Neither character is the film’s protagonist. It’s Karamakate, a shaman and the last of his tribe, who helps Theo and Evan during different periods of his life (old Karamakate is played by Antonio Bolívar Salvador, who is indeed one of the last of his people, the Ocaina). Karamakate isn’t a stereotypical “noble savage,” though. He condescends to his white companions at least as often as they do to him; as he says to Evan, “You devote your life to plants. That’s the most reasonable thing I’ve ever heard a white say.” And while he’s protective of the rainforest, Karamakate is so distrustful of outsiders that he’d rather watch it burn than let whites exploit it.
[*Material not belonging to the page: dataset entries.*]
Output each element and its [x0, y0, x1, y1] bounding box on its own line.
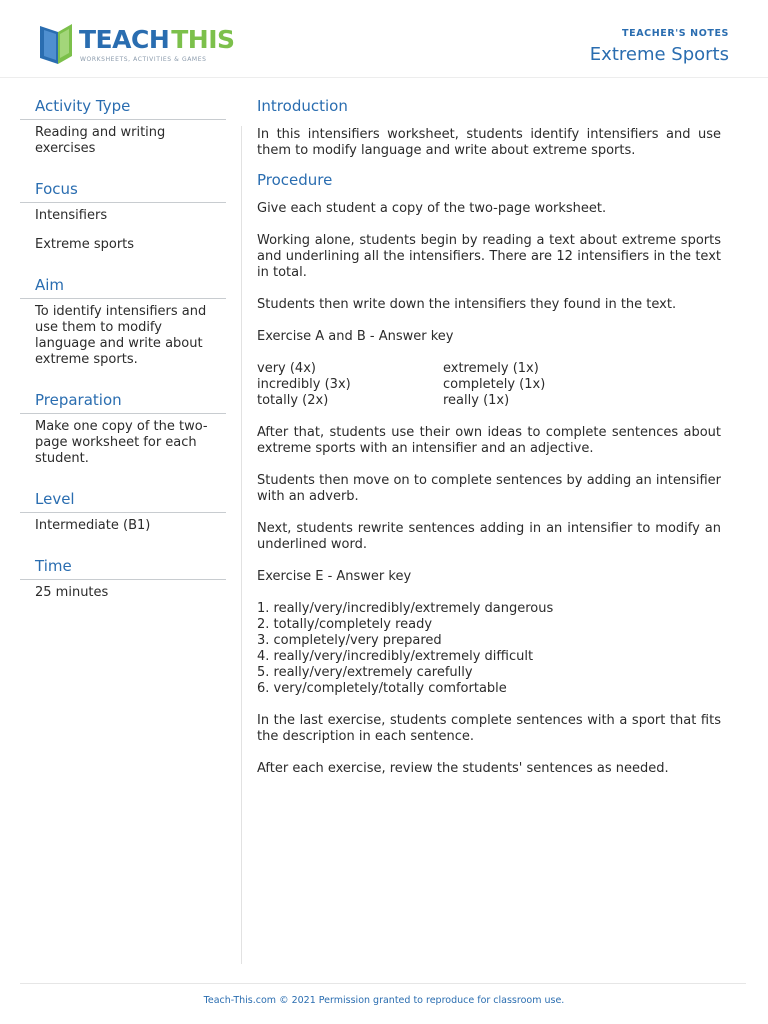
procedure-paragraph: In the last exercise, students complete sentences with a sport that fits the description in each sentence.: [257, 713, 721, 744]
focus-section: [20, 179, 226, 253]
answer-key-item: 1. really/very/incredibly/extremely dangerous: [257, 601, 554, 616]
procedure-paragraph: Students then write down the intensifiers they found in the text.: [257, 297, 677, 312]
activity-type-heading: Activity Type: [20, 96, 226, 120]
time-section: [20, 556, 226, 601]
column-divider: [241, 126, 242, 964]
footer-copyright: Teach-This.com © 2021 Permission granted to reproduce for classroom use.: [203, 995, 565, 1006]
sidebar: [20, 96, 226, 601]
answer-key-ab: [257, 361, 721, 409]
page-title: Extreme Sports: [589, 44, 729, 65]
answer-key-column: [257, 361, 443, 409]
level-section: [20, 489, 226, 534]
activity-type-section: [20, 96, 226, 157]
preparation-heading: Preparation: [20, 390, 226, 414]
focus-item: Extreme sports: [35, 237, 135, 252]
answer-key-e-list: [257, 601, 721, 697]
aim-heading: Aim: [20, 275, 226, 299]
procedure-paragraph: Students then move on to complete sentences by adding an intensifier with an adverb.: [257, 473, 721, 504]
aim-value: To identify intensifiers and use them to modify language and write about extreme sports.: [35, 304, 207, 367]
teach-this-logo: [36, 22, 236, 68]
introduction-text: In this intensifiers worksheet, students identify intensifiers and use them to modify language and write about extreme sports.: [257, 127, 721, 158]
page-header: [0, 0, 768, 78]
level-heading: Level: [20, 489, 226, 513]
answer-key-item: totally (2x): [257, 393, 329, 408]
book-logo-icon: [36, 22, 76, 66]
logo-wordmark: TEACH THIS: [79, 25, 235, 54]
procedure-paragraph: Next, students rewrite sentences adding in an intensifier to modify an underlined word.: [257, 521, 721, 552]
answer-key-item: very (4x): [257, 361, 316, 376]
logo-tagline: WORKSHEETS, ACTIVITIES & GAMES: [80, 56, 207, 63]
procedure-paragraph: Working alone, students begin by reading a text about extreme sports and underlining all the intensifiers. There are 12 intensifiers in the text in total.: [257, 233, 721, 280]
answer-key-item: 5. really/very/extremely carefully: [257, 665, 473, 680]
answer-key-ab-title: Exercise A and B - Answer key: [257, 329, 454, 344]
answer-key-item: 4. really/very/incredibly/extremely difficult: [257, 649, 534, 664]
answer-key-e-title: Exercise E - Answer key: [257, 569, 412, 584]
answer-key-item: 6. very/completely/totally comfortable: [257, 681, 507, 696]
answer-key-item: extremely (1x): [443, 361, 539, 376]
focus-heading: Focus: [20, 179, 226, 203]
answer-key-item: completely (1x): [443, 377, 546, 392]
answer-key-column: [443, 361, 643, 409]
procedure-paragraph: After each exercise, review the students' sentences as needed.: [257, 761, 669, 776]
introduction-heading: Introduction: [257, 97, 348, 115]
answer-key-item: really (1x): [443, 393, 510, 408]
preparation-section: [20, 390, 226, 467]
teachers-notes-label: TEACHER'S NOTES: [622, 28, 729, 39]
level-value: Intermediate (B1): [35, 518, 151, 533]
time-heading: Time: [20, 556, 226, 580]
procedure-heading: Procedure: [257, 171, 333, 189]
focus-item: Intensifiers: [35, 208, 108, 223]
answer-key-item: incredibly (3x): [257, 377, 351, 392]
procedure-paragraph: After that, students use their own ideas to complete sentences about extreme sports with an intensifier and an adjective.: [257, 425, 721, 456]
answer-key-item: 2. totally/completely ready: [257, 617, 433, 632]
procedure-paragraph: Give each student a copy of the two-page worksheet.: [257, 201, 607, 216]
main-content: [257, 96, 721, 777]
answer-key-item: 3. completely/very prepared: [257, 633, 442, 648]
preparation-value: Make one copy of the two-page worksheet for each student.: [35, 419, 208, 466]
footer-divider: [20, 983, 746, 984]
activity-type-value: Reading and writing exercises: [35, 125, 166, 156]
time-value: 25 minutes: [35, 585, 109, 600]
aim-section: [20, 275, 226, 368]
Embrace of the Serpent is a corrective of sorts to Fitzcarraldo, heretofore the greatest film about the Amazon. Herzog was accused of exploiting indigenous people on the set, a production whose documentary-worthy troubles mirrored those of the film’s eponymous protagonist, a music-loving Irishman who in a bid to get rich in the rubber business and build an opera house in Iquitos, Peru embarks on a Sisyphean steamboat trip upriver toward the last leasable plot of land. (This includes an epic portage requiring dozens of “natives,” some of whom die in the effort.) Fitzcarraldo, in other words, set out to acculturate a land that Herzog himself called “vile and base, full of obscenity”—a metaphor made clear when Fitzcarraldo, upon hearing the percussive music of an indigenous tribe, blasts opera from an enormous hand-crank gramophone pointed at the shore. The same musical device appears in Embrace of the Serpent, but it is a fraction of the size. Evan plays Haydn’s “The Creation” for Karamakate, who says, “It’s a dream. You must follow it.” Evan dismisses this: “I am a man of science. Of real, palpable facts. I can’t be guided by dreams I don’t have.” The gramophone is no longer a symbol of the superiority of Western culture, but the smallness of the Westerner’s perspective.
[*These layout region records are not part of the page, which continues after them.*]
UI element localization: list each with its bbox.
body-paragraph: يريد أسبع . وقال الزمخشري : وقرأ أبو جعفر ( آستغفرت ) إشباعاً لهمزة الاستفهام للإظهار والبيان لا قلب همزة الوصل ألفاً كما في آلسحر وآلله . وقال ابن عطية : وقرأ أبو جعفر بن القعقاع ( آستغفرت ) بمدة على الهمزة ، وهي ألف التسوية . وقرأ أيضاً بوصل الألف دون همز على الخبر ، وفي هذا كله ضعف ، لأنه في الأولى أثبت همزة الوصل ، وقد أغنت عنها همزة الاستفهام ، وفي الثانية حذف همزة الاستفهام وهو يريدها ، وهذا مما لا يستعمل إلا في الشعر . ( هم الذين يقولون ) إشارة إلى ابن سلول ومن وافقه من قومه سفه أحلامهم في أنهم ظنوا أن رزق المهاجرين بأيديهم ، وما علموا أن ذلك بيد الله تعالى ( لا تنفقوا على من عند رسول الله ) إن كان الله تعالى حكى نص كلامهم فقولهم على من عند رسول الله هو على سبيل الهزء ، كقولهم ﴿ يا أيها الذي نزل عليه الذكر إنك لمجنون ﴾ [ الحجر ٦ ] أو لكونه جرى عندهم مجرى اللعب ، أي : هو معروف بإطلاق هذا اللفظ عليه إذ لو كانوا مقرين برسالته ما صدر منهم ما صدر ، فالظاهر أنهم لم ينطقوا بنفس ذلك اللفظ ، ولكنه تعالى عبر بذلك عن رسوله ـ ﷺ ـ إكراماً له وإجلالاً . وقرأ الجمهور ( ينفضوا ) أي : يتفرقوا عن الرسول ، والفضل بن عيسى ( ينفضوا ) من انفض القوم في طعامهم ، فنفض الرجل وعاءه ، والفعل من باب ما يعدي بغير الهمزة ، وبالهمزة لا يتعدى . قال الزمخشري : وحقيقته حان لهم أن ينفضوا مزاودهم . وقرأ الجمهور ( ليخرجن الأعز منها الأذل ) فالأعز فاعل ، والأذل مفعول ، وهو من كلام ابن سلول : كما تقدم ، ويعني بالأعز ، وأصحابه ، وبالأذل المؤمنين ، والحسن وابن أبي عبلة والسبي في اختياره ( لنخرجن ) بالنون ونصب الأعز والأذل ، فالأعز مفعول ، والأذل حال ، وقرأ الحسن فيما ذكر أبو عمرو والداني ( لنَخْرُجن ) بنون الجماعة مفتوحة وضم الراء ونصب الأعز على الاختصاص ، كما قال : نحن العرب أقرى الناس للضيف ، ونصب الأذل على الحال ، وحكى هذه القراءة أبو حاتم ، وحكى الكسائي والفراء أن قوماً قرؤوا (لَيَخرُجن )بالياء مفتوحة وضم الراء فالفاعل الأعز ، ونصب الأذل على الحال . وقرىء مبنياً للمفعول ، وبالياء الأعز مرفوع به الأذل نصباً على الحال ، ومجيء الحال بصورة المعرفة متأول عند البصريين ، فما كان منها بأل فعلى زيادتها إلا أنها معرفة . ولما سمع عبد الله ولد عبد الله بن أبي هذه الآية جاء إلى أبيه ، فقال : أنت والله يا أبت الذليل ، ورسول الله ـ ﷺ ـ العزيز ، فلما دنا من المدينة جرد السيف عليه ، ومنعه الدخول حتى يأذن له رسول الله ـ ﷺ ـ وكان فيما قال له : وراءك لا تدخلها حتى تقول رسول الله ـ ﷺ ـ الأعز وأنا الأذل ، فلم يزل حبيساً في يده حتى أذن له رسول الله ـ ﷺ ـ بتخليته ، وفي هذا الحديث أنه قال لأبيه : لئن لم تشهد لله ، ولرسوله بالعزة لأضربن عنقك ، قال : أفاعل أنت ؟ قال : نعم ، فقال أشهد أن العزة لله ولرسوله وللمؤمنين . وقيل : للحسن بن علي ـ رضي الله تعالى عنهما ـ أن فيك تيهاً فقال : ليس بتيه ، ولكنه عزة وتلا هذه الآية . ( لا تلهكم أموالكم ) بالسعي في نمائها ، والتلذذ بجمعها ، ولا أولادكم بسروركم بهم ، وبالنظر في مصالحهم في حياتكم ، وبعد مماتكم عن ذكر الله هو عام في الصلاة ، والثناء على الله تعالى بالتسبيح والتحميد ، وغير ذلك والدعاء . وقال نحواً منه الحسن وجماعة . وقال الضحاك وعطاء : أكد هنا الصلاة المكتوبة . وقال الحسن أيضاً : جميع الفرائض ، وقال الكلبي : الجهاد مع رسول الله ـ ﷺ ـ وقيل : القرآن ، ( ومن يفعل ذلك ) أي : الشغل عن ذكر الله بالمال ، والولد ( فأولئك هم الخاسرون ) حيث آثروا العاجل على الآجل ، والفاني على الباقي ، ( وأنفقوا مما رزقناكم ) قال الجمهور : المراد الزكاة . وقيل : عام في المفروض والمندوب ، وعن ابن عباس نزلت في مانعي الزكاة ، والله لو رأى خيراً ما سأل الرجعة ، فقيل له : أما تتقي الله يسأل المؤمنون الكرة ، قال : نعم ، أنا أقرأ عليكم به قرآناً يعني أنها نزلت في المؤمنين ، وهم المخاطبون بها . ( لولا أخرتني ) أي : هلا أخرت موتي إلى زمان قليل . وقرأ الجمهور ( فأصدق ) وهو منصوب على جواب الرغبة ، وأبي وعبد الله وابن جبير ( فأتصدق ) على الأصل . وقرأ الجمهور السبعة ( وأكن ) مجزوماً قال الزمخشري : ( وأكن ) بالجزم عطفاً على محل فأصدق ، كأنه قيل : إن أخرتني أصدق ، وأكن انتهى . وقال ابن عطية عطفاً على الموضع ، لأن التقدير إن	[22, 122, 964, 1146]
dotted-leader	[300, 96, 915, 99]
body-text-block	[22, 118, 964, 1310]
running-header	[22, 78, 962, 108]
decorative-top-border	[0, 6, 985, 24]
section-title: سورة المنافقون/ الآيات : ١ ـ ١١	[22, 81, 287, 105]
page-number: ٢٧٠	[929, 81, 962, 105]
That’s the closest Embrace of the Serpent ever comes to lecturing the viewer. Rather than a jeremiad against neocolonialism, the film is—as the tagline on the Colombian poster calls it—“an Amazonian dream.” The historical veneer melts away, and eventually reality itself turns slippery. If this is an old National Geographic come alive, it’s thanks to the influence of a very powerful psychedelic. Speaking of: What becomes of the yakruna? It’s not the only mystery that Guerra is content to leave unresolved. The mysteries keep piling up through the final frames, when black-and-white film can’t contain the story any longer and it bursts with unworldly color. You won’t want to wake up.